I didn’t just ease into a comfortable chair in front of a keyboard, rather I attacked my new profession with an all-in commitment. I had read it takes a minimum of 10,000 hours to become truly proficient, but not necessarily successful, at a new endeavor, be it a different career direction or playing golf. Or becoming a novelist.
I invested a lot of time and quite a bit of money studying my new craft. I purchased more “how to” books than I care to recall, and studied a variety of resources available online. I attended a few writing conferences and seminars, but departed more disappointed than fulfilled. The kindling to get the fire burning happened when, on a referral from an author friend in Seattle, I engaged a wonderful writing coach/editor in California – Lynda McDaniel – who was a successful author and journalist in her own right.
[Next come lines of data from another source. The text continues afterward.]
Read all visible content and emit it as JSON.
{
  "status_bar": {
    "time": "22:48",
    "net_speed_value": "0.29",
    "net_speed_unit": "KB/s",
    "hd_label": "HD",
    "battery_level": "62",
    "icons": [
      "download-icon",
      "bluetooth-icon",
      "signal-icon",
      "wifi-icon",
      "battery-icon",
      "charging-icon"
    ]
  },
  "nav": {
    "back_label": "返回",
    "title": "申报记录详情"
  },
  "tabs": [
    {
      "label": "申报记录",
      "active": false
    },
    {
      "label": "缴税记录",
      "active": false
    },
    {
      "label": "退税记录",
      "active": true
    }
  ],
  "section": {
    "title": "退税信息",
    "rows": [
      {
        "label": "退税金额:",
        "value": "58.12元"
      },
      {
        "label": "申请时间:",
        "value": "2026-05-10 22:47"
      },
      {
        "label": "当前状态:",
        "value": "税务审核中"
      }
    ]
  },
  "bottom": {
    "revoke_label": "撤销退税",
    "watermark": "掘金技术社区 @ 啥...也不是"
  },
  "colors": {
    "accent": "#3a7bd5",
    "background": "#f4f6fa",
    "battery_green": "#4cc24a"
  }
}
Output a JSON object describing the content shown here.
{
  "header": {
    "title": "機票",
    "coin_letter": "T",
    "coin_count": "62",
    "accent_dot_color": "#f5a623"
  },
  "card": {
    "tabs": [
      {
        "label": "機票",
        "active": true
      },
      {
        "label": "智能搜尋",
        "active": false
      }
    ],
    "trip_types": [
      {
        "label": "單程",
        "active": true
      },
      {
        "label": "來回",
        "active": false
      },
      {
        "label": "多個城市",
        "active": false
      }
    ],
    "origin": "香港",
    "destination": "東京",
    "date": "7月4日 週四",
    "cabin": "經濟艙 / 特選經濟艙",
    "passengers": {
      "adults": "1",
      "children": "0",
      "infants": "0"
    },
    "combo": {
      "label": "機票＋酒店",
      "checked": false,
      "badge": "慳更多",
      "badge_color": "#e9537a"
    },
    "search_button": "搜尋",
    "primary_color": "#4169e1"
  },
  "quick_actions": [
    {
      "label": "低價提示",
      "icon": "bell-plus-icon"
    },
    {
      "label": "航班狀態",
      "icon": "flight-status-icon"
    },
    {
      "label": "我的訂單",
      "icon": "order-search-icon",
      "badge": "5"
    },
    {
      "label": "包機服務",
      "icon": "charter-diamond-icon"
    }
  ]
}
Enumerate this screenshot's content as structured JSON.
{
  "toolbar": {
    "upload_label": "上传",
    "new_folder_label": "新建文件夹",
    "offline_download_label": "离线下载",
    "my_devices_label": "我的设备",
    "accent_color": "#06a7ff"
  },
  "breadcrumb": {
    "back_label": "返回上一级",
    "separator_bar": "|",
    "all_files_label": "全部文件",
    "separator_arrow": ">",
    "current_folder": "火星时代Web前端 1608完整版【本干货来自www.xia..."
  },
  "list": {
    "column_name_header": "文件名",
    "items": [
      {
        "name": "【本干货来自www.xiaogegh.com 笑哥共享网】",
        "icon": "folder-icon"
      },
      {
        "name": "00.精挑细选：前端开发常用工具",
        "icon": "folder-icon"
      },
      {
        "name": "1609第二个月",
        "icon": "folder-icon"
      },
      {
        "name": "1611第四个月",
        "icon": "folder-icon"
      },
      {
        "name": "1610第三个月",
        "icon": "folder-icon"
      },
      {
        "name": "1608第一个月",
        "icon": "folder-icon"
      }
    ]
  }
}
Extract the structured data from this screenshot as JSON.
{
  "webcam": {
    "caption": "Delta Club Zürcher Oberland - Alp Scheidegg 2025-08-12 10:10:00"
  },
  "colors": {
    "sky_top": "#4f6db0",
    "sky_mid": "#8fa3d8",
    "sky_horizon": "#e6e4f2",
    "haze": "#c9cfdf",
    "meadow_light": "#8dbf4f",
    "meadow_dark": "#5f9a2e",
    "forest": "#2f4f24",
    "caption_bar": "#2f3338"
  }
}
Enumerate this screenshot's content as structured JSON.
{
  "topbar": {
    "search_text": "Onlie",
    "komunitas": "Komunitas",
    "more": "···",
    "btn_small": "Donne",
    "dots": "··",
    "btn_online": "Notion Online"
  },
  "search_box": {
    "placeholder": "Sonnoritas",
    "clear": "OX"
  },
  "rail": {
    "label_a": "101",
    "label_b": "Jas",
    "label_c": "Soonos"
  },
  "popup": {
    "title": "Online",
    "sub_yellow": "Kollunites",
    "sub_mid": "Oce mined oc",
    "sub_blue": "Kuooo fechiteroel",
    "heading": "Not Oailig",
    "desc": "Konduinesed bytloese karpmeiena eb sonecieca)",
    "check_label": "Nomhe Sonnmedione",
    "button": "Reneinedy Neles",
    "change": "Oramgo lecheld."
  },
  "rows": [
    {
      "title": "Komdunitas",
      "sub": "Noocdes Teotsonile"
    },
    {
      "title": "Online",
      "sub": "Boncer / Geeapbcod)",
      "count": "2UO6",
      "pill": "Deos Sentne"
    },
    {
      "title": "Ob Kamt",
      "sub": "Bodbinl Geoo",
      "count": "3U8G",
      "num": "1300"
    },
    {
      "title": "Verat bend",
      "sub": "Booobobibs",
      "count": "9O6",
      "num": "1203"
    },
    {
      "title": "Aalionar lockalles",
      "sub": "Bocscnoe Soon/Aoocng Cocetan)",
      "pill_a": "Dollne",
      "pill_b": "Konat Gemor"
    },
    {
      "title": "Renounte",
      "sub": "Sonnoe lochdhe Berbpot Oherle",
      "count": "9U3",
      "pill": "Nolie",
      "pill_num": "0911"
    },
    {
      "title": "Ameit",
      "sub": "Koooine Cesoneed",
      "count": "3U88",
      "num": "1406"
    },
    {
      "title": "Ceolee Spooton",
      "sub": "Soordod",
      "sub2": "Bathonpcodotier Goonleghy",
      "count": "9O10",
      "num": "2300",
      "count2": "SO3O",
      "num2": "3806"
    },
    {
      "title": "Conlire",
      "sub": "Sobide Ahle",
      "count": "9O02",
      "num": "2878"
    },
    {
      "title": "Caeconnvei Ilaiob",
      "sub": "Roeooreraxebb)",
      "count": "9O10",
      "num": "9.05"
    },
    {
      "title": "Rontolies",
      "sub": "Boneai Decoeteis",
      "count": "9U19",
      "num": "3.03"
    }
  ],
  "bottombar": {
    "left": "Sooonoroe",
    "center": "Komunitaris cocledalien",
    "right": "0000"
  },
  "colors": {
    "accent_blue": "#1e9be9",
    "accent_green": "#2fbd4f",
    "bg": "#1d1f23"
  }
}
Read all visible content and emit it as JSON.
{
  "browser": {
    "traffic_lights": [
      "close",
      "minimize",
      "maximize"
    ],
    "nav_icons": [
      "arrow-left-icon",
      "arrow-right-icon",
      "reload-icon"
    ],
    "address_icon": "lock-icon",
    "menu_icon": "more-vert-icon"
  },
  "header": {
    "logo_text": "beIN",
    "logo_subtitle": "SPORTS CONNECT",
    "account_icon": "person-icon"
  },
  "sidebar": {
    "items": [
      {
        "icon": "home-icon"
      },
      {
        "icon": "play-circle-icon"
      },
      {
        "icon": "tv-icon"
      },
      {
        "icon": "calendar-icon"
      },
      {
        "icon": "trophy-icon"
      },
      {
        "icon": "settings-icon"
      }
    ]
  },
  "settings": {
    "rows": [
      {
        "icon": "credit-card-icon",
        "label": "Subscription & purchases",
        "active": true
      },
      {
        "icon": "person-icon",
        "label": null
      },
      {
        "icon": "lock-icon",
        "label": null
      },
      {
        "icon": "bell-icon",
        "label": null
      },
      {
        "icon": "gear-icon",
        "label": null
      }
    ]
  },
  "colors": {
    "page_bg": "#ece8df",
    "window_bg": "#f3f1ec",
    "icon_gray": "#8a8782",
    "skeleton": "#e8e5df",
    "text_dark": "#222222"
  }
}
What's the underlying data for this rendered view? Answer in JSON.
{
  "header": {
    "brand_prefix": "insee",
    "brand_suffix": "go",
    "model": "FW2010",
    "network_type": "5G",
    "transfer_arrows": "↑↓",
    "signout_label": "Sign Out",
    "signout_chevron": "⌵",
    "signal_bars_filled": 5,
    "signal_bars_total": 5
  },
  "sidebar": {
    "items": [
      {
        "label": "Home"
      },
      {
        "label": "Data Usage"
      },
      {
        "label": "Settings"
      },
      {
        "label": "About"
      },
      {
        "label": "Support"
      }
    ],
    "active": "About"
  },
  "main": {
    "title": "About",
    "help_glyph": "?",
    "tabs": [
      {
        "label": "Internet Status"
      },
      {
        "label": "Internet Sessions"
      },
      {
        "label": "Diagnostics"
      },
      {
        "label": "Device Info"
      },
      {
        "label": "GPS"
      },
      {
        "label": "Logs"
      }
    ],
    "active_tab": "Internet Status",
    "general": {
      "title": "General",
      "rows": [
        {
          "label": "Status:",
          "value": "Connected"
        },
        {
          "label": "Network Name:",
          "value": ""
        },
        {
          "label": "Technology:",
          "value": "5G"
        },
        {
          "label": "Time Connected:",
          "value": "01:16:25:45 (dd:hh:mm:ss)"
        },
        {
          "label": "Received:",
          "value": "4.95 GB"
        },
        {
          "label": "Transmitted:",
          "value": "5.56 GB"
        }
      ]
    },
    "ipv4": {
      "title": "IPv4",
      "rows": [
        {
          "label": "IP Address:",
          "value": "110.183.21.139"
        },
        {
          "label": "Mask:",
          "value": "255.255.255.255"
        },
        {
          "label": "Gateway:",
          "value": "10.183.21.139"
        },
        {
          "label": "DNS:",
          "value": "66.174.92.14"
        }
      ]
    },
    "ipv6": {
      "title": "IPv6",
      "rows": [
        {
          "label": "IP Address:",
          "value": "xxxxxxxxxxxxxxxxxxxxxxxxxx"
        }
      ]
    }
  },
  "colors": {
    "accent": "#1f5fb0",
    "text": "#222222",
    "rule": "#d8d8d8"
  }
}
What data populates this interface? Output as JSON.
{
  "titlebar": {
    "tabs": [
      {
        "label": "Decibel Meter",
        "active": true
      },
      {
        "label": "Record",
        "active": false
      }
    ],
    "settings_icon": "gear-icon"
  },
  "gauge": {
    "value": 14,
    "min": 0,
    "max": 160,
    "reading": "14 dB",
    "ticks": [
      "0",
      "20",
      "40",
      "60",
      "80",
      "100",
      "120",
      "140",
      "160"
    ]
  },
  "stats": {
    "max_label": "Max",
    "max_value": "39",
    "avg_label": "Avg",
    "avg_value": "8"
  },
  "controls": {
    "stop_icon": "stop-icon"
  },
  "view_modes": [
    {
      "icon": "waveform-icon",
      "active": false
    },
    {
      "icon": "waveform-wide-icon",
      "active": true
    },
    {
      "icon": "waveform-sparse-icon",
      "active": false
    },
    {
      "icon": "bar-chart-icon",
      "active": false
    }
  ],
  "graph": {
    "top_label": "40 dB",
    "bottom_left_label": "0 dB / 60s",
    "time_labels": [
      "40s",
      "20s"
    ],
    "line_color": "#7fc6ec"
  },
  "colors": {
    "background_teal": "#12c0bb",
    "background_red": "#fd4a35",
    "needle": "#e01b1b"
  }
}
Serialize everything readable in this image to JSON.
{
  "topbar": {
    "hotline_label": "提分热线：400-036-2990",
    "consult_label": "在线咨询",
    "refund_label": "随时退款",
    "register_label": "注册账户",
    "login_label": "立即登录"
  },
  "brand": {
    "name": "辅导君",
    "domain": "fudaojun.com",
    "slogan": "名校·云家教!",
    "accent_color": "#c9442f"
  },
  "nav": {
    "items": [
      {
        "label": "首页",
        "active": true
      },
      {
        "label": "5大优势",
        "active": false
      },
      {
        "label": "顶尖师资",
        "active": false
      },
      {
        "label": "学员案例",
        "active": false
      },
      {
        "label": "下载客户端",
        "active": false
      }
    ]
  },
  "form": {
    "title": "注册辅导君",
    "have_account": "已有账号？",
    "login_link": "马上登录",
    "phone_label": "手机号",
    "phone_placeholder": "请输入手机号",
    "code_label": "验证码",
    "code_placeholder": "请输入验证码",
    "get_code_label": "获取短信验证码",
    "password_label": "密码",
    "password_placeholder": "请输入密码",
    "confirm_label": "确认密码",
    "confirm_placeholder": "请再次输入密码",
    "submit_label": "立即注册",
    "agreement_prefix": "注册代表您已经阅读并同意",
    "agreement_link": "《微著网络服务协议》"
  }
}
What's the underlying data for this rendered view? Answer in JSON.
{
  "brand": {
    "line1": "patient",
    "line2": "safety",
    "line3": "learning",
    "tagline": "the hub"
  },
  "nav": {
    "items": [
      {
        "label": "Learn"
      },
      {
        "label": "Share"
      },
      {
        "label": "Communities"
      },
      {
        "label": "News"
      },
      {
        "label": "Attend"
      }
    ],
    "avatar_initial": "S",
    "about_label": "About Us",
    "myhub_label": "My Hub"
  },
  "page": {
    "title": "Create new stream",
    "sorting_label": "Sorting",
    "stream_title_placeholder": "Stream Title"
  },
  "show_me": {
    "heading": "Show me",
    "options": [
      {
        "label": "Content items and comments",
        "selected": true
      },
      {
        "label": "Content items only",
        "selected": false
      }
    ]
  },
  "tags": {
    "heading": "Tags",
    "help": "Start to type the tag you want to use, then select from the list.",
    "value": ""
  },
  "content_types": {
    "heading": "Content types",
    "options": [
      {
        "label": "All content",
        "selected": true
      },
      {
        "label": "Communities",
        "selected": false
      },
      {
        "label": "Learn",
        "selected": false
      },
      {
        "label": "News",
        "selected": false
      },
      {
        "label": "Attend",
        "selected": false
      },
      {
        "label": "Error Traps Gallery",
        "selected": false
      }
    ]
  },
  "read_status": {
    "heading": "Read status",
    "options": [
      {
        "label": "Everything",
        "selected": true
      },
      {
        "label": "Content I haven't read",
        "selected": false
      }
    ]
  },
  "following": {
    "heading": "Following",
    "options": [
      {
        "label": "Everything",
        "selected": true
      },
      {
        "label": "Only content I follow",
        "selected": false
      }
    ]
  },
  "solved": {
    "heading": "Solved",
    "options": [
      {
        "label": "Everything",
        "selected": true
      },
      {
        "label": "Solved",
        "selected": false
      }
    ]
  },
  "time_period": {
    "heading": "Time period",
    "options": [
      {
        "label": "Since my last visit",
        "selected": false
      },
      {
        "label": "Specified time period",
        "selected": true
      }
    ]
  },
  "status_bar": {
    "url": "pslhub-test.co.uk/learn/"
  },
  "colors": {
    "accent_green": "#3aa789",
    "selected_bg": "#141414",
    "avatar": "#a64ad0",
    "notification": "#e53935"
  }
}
Lynda and I have never met. She taught me to write fiction through the exchange of countless iterations of the manuscripts for my first three novels, and she will be receiving the first draft of my fourth in June. Since I began in 2015, I’ve been creating my own MFA program in a Word document in which I record the best thinking and most useful guidance I’ve encountered about the craft of writing, and I will happily share it with anyone.
My first novel, Dancing Alone Without Music, came to life with KDP in 2016. The sequel, aptly named Follow Your Dreams, was a 2018 KDP release. Sales of both have been underwhelming because (I hope) I still haven’t figured out how to effectively market self-published books online. But I’m investing a lot of time trying to figure it out. My third novel, The Girl on the Bench, was published by Book Locker and released in late 2019.
Larry B. Gildersleeve is a father of two and grandfather of
four who turned to writing after a four-decade career as a corporate executive.
He lives in Bowling Green, Kentucky with Kathleen, his wife of 30 years. www.larrygildersleeve.com
Thank you Larry. It does take practice and time and yes an investment. But the investment is in ourselves as you have stated in doing what we feel called to do. Write!